Blind Source Separation of recorded speech and music signals.

We present methods to separate blindly mixed signals recorded in a room. The learning algorithm is based on the information maximization in a single layer neural network. We focus on the implementation of the learning algorithm and on issues that arise when separating speakers in room recordings. We used an infomax approach in a feedforward neural network implemented in the frequency domain using the polynomial filter matrix algebra technique. Fast convergence speed was achieved by using a time-delayed decorrelation method as a preprocessing step. Under minimum-phase mixing conditions this preprocessing step was sufficient for the separation of signals. These methods successfully separated a recorded voice with music in the background (cocktail party problem).


Blind Source Separation: Audio Examples

The audio-files have been updated with the new proposed algorithm combining TDD - algorithm and ICA (see ICASSP'98 paper).

1. Speech - Music Separation

A speaker has been recorded with two distance talking microphones (sampling rate 16kHz) in a normal office room with loud music in the background. The distance between the speaker, cassette player and the microphones is about 60cm in a square ordering. (All files are in 16kHz wav-format).

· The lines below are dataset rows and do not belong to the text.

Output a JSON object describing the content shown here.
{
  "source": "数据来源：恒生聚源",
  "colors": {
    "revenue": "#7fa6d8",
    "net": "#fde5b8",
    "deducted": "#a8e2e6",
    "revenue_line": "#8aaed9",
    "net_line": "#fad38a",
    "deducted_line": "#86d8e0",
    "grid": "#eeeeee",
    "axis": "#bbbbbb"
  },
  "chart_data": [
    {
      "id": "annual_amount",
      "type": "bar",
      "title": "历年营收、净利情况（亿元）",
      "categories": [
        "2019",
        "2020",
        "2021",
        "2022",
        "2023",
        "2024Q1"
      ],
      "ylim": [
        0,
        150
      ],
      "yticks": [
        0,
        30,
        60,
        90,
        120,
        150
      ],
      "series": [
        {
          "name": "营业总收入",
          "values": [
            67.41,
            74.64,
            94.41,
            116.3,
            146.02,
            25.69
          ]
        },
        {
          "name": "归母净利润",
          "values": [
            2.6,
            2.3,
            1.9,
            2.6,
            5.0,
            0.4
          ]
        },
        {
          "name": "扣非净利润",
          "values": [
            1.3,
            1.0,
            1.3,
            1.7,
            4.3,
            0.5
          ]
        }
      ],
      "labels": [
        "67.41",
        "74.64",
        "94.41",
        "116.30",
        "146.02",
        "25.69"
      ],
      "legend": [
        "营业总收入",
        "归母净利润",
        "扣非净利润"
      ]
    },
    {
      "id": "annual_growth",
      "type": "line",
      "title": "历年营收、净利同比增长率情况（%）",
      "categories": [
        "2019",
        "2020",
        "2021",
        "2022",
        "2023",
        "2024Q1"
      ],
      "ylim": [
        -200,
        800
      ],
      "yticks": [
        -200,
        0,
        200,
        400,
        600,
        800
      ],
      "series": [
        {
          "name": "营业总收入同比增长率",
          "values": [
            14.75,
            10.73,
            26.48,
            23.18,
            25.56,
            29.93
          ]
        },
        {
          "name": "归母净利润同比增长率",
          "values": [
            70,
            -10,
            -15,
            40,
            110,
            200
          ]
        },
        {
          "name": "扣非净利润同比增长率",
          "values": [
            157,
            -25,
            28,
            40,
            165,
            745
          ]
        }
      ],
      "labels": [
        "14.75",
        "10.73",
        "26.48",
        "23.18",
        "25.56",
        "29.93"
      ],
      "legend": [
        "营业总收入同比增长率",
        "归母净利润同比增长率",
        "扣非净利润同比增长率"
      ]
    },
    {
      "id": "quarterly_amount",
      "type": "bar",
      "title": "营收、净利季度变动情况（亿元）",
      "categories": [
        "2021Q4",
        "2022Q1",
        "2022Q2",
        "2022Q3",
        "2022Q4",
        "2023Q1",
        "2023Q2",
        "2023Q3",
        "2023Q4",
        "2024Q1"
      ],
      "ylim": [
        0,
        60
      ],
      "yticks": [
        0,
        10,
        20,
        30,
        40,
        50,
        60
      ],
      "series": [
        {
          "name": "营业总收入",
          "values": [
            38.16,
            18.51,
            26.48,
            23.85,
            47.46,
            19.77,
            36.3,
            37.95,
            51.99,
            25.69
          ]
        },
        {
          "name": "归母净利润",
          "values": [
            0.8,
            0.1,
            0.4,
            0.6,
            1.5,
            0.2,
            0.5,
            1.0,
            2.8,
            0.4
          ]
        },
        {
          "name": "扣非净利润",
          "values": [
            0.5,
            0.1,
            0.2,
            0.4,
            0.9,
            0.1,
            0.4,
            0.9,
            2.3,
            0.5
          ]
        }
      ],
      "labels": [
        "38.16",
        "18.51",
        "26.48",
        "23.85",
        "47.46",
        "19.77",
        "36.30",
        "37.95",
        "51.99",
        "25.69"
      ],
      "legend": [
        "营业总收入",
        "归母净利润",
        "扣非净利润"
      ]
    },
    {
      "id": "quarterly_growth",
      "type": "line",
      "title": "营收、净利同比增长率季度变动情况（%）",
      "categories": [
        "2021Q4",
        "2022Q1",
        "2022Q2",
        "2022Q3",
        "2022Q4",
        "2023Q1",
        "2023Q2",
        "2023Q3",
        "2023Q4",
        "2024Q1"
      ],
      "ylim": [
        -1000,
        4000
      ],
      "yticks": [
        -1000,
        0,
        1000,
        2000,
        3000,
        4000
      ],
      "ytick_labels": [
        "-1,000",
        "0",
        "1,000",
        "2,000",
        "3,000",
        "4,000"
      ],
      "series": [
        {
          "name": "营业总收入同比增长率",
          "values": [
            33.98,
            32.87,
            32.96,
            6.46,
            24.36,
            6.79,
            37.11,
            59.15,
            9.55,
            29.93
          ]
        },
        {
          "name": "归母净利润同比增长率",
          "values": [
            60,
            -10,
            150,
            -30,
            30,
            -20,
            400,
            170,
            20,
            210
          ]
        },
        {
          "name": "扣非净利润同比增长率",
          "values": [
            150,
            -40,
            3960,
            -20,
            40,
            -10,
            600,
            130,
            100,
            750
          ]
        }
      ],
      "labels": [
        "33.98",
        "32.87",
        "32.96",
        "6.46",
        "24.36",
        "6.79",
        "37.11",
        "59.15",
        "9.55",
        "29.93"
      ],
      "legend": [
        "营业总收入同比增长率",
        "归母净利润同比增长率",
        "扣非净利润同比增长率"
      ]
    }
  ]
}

2. Speech - Speech Separation


A real Cocktail Party Effect . Two Speakers have been recorded speaking simultaneously. Speaker 1 says the digits from one to ten in English and speaker 2 counts at at the same time the digits in Spanish (uno dos ... ) The recording has been done in a normal office room. The distance between the speakers and the microphones is about 60cm in a square ordering (sampling rate 16kHz). (All files are in 16kHz wav-format).


3. Speech - Speech Separation in difficult environments


A real Cocktail Party Effect II . Two Speakers have been recorded speaking simultaneously. This time the recording was in a conference room ( 5.5m by 8m ). The conference room had some air-conditioning noise. Both speakers are reading a section from the newspaper for 16sec. The mics were placed 120 cm away from the speakers. (sampling rate 16kHz). (All files are in 16kHz wav-format). The unmixing filters need to be sufficiently long. We used a filter size of 2048 taps for each filter.